Helping Communities Manage Electronic Waste
Published June 1, 2021
Cell phones, televisions, laptops, tablets, watches – there is always something shinier, newer, faster, and smarter to choose from in the world of electronic devices. Americans currently own more than 3 billion electronic products. The average American has 24 devices per household. As the use of these electronic products has grown, the average lifespan of these products becomes shorter. This in turn has resulted in increased volume of discarded and obsolete electronic devices. The resulting waste, commonly known as “e-waste,” is the fastest-growing component of the municipal waste stream in the United States. According to the Global E-Waste Monitor (2017) this has become an emerging problem worldwide, with an estimated 40 million tons of e-waste being generated every year, with less than 30 percent being recycled. The remaining e-waste materials are discarded in landfills or incinerated.
Recovering materials from this waste stream poses challenges. “Management of the electronic waste is related to composition,” said EPA researcher John Glaser. “Separating different items or assemblages should occur early in the recycling pathway. Generally, much more complex mixtures of e-waste materials lead to a situation where material recovery is very limited.”
To help understand and improve the flow of used electronics products from consumer markets to the waste or reuse stream, EPA researchers have developed the Alternative Disposition of Electronics Planning Tool, also called ADEPT.
ADEPT is a modeling tool that uses electronics purchasing data to estimate the composition and quantity of electronic materials designated as waste or reuse. The tool tracks the generation of e-waste on an annual basis for each state and estimates the material flow from end-of-use to disposal. This method uses a market supply method to calculate the amount of e-waste that will be generated, reused, recycled, exported, and disposed of in landfills.
E-waste products may contain valuable materials, such as gold, copper and nickel, and rare materials of strategic value such as indium and palladium. Many of these materials can be recovered and reused, while hazardous materials in e-waste, such as mercury, lead, and brominated flame retardants, may require special disposal.
“The simpler the composition of recycling materials, the easier the task of recycling,” explained Glaser. “Separating items may take additional time and money and may be avoided by a recycling company in search of a profit.”
ADEPT can be used to make predictions of future waste generation demands and to evaluate different disposal scenarios of used electronics at both state and national levels. It can also be a useful tool for states to understand how much and what type of e-waste is being generated in their state. This information can be used to improve existing recycling programs.
“ADEPT was designed to be a flexible tool that can be valuable to many users,” said Glaser. “The utility of ADEPT extends from state regulators to interested people in our communities.”

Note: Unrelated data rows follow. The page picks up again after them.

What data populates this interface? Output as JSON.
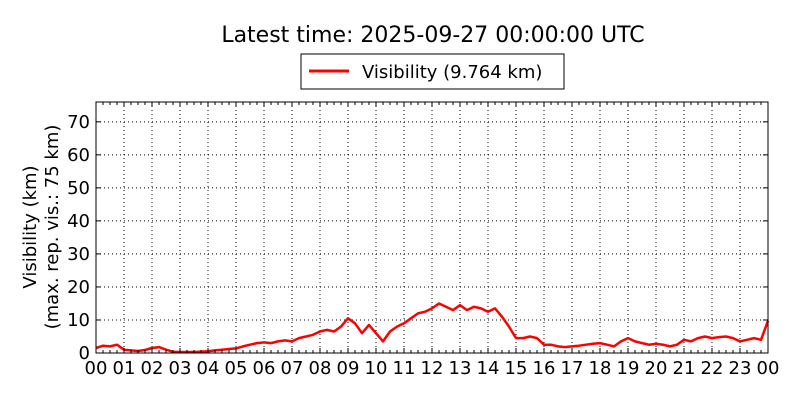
{
  "chart_data": {
    "type": "line",
    "title": "Latest time: 2025-09-27 00:00:00 UTC",
    "ylabel_line1": "Visibility (km)",
    "ylabel_line2": "(max. rep. vis.: 75 km)",
    "xlabel": "",
    "xlim": [
      0,
      24
    ],
    "ylim": [
      0,
      76
    ],
    "grid": true,
    "legend_position": "top-center",
    "x_tick_labels": [
      "00",
      "01",
      "02",
      "03",
      "04",
      "05",
      "06",
      "07",
      "08",
      "09",
      "10",
      "11",
      "12",
      "13",
      "14",
      "15",
      "16",
      "17",
      "18",
      "19",
      "20",
      "21",
      "22",
      "23",
      "00"
    ],
    "y_ticks": [
      0,
      10,
      20,
      30,
      40,
      50,
      60,
      70
    ],
    "series": [
      {
        "name": "Visibility (9.764 km)",
        "color": "#ff0000",
        "x_hours": [
          0,
          0.25,
          0.5,
          0.75,
          1.0,
          1.25,
          1.5,
          1.75,
          2.0,
          2.25,
          2.5,
          2.75,
          3.0,
          3.5,
          4.0,
          4.25,
          4.5,
          4.75,
          5.0,
          5.25,
          5.5,
          5.75,
          6.0,
          6.25,
          6.5,
          6.75,
          7.0,
          7.25,
          7.5,
          7.75,
          8.0,
          8.25,
          8.5,
          8.75,
          9.0,
          9.25,
          9.5,
          9.75,
          10.0,
          10.25,
          10.5,
          10.75,
          11.0,
          11.25,
          11.5,
          11.75,
          12.0,
          12.25,
          12.5,
          12.75,
          13.0,
          13.25,
          13.5,
          13.75,
          14.0,
          14.25,
          14.5,
          14.75,
          15.0,
          15.25,
          15.5,
          15.75,
          16.0,
          16.25,
          16.5,
          16.75,
          17.0,
          17.25,
          17.5,
          17.75,
          18.0,
          18.25,
          18.5,
          18.75,
          19.0,
          19.25,
          19.5,
          19.75,
          20.0,
          20.25,
          20.5,
          20.75,
          21.0,
          21.25,
          21.5,
          21.75,
          22.0,
          22.25,
          22.5,
          22.75,
          23.0,
          23.25,
          23.5,
          23.75,
          24.0
        ],
        "y_km": [
          1.5,
          2.2,
          2.0,
          2.5,
          1.0,
          0.8,
          0.6,
          0.9,
          1.5,
          1.8,
          1.0,
          0.4,
          0.3,
          0.3,
          0.5,
          0.8,
          1.0,
          1.2,
          1.4,
          2.0,
          2.5,
          3.0,
          3.2,
          3.0,
          3.5,
          3.8,
          3.5,
          4.5,
          5.0,
          5.5,
          6.5,
          7.0,
          6.5,
          8.0,
          10.5,
          9.0,
          6.0,
          8.5,
          6.0,
          3.5,
          6.5,
          8.0,
          9.0,
          10.5,
          12.0,
          12.5,
          13.5,
          15.0,
          14.0,
          13.0,
          14.5,
          13.0,
          14.0,
          13.5,
          12.5,
          13.5,
          11.0,
          8.0,
          4.5,
          4.5,
          5.0,
          4.5,
          2.5,
          2.5,
          2.0,
          1.8,
          2.0,
          2.2,
          2.5,
          2.8,
          3.0,
          2.5,
          2.0,
          3.5,
          4.5,
          3.5,
          3.0,
          2.5,
          2.8,
          2.5,
          2.0,
          2.5,
          4.0,
          3.5,
          4.5,
          5.0,
          4.5,
          4.8,
          5.0,
          4.5,
          3.5,
          4.0,
          4.5,
          4.0,
          9.764
        ]
      }
    ]
  }
}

In the hands of state officials and manufacturers, ADEPT can be used to measure the value of current state takeback programs. Many electronics companies and retailers have voluntary takeback programs where they offer takeback and recycling options for e-waste even in states where there is no law requiring it. Manufactures who participate in the takeback program can use ADEPT to estimate the composition of current and future year’s material in the state takeback program.
If done properly, the United States can increase its domestic recycling efforts, reduce harm from exports of E-Waste, strengthen domestic and international markets for viable and functional used electronic products, and prevent health and environmental threats from e-waste.